Sull’impiego degli schermi, e in particolare dei contemporanei dispositivi digitali, la lista delle possibili controindicazioni è oramai entrata nel linguaggio medico, a partire dalla concetto di Internet Addiction Disorder, già ricordato più volte in questi spazi. I problemi peraltro non compaiono solo in presenza di “abusi”, ma perfino in coincidenza con l’atto, in apparenza “creativo” o quantomeno “documentale”, dello scatto di una fotografia.

Lo spiega in questi giorni uno studio dell’Università della California-Santa Cruz, pubblicato sul Journal of Applied Research in Memory, che ha monitorato una quarantina di propri studenti impiegati in una visita virtuale a un museo. In particolare, è stato confrontato l’impatto cognitivo tra coloro che si limitavano a osservare le opere e quelli che invece le fotografavano con il loro smartphone.

Il confronto può far sobbalzare qualche professionista dello scatto, convinto (per ottime ragioni) che la fotografia possa aiutare a “guardare meglio” e a cogliere particolari che a occhio nudo potrebbero sfuggire, oltre a “rendere eterno” l’oggetto o lo scenario immortalato. L’esito di tale ricerca, eseguita tramite test mnemonici successivi alla visita, rovescia tutto. Chi fotografa sembra ricordare meno di ciò che ha visto rispetto a chi si limita a osservare, ed è una differenza netta, conteggiata in un calo mnemonico medio di circa il 20%. Lo scarto si attuava perfino tra coloro che usavano lo “Snapchat”, sapendo cioè che le immagini avrebbero avuto una durata di soli dieci secondi. La ragione, spiegata dagli studiosi, è l’attivazione di quel che viene chiamato “scarico cognitivo”, o “disimpegno attenzionale”, in cui l’attenzione cerebrale viene ridotta, in quanto “delegata” al dispositivo. 

Il fenomeno concettualmente rimanda a un’altra ricerca, pubblicata in queste settimane sulla rivista Psychological Science, condotta dall’Università dell’Arizona sull’impatto della “chiacchiera futile” e superficiale sul benessere psichico.
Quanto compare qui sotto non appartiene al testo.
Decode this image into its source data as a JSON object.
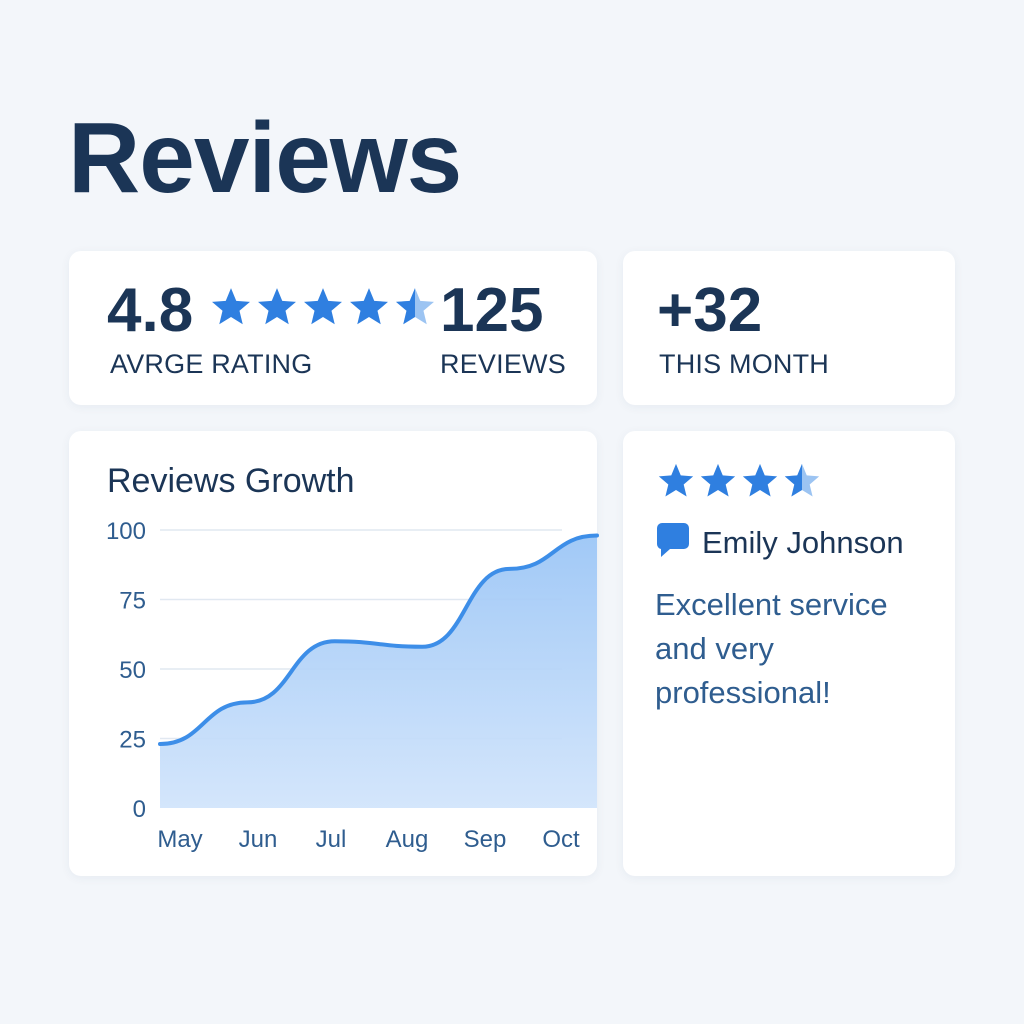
{
  "page": {
    "title": "Reviews"
  },
  "stats": {
    "average_rating": "4.8",
    "average_rating_label": "AVRGE RATING",
    "rating_stars": 4.5,
    "review_count": "125",
    "review_count_label": "REVIEWS",
    "month_delta": "+32",
    "month_label": "THIS MONTH"
  },
  "chart_data": {
    "type": "area",
    "title": "Reviews Growth",
    "categories": [
      "May",
      "Jun",
      "Jul",
      "Aug",
      "Sep",
      "Oct"
    ],
    "x": [
      "May",
      "Jun",
      "Jul",
      "Aug",
      "Sep",
      "Oct"
    ],
    "series": [
      {
        "values": [
          23,
          38,
          60,
          58,
          86,
          98
        ]
      }
    ],
    "ylim": [
      0,
      100
    ],
    "yticks": [
      0,
      25,
      50,
      75,
      100
    ],
    "ytick_labels": [
      "0",
      "25",
      "50",
      "75",
      "100"
    ],
    "grid": true,
    "colors": {
      "line": "#3d8ee8",
      "fill": "#a9cdf7"
    }
  },
  "review": {
    "stars": 3.5,
    "reviewer_name": "Emily Johnson",
    "text": "Excellent service and very professional!",
    "icon": "speech-bubble-icon"
  },
  "colors": {
    "accent": "#2f7fe0",
    "text": "#1b3556",
    "review_text": "#2f5d8f"
  }
}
Studi precedenti l’avevano derubricata a fonte di infelicità, nel paragone con l’esercizio di discorsi “importanti e impegnativi”. Adesso arriva la smentita: anche la più banale delle interazioni è necessaria. Gli studiosi lo spiegano con una metafora sui farmaci. “Ognuno ha un principio attivo, e non potrebbe esserne privo – spiegano – e lo stesso riguarda le chiacchiere, sono in tutti casi un tassello essenziale della nostra vita sociale”, purché avvengano nella fisica prossimità.
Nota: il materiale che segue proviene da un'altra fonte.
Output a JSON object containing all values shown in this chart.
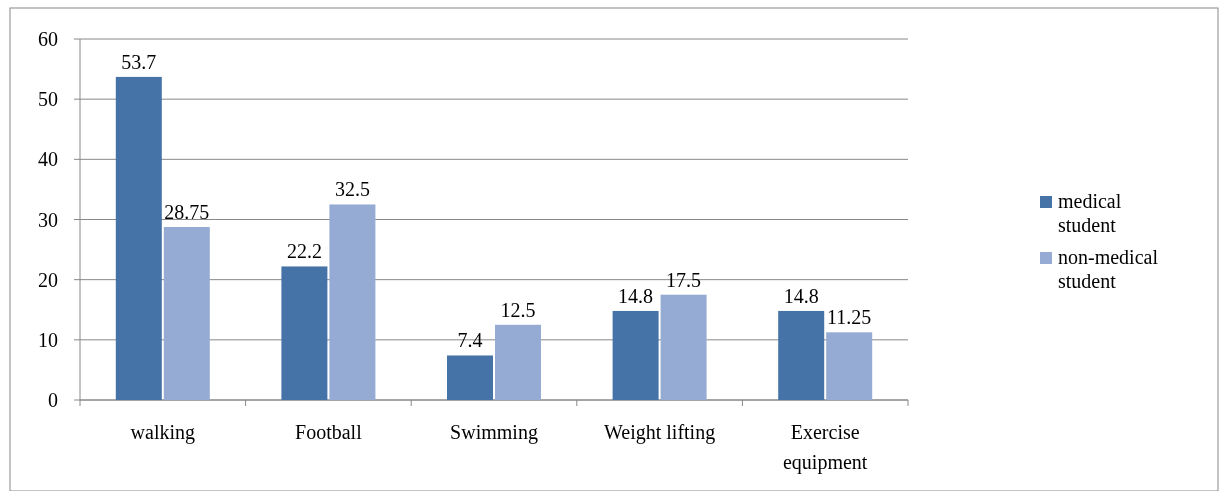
{
  "chart_data": {
    "type": "bar",
    "categories": [
      "walking",
      "Football",
      "Swimming",
      "Weight lifting",
      "Exercise equipment"
    ],
    "series": [
      {
        "name": "medical student",
        "color": "#4673a7",
        "values": [
          53.7,
          22.2,
          7.4,
          14.8,
          14.8
        ]
      },
      {
        "name": "non-medical student",
        "color": "#95abd3",
        "values": [
          28.75,
          32.5,
          12.5,
          17.5,
          11.25
        ]
      }
    ],
    "ylim": [
      0,
      60
    ],
    "yticks": [
      0,
      10,
      20,
      30,
      40,
      50,
      60
    ],
    "grid": "y",
    "legend": "right",
    "data_labels": true
  }
}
Sui pericoli di “dipendenza” nell’era digitale la letteratura è estesa, con moniti rivolti in particolare ai più giovani, per la duplice ragione di trovarsi nell’età dello sviluppo e per il fatto di non aver sperimentato il mondo che c’era prima di tale era. Spunta peraltro una buona notizia. Uno studio sudcoreano, tra gli altri, ha recentemente documentato come il processo dell’Internet Addiction Disorder, con i relativi danni cognitivi, sia rapidamente reversibile, tramite appositi percorsi di “terapia cognitiva-comportamentale”. L’importante è saper riconoscere il problema, e possibilmente prevenirlo.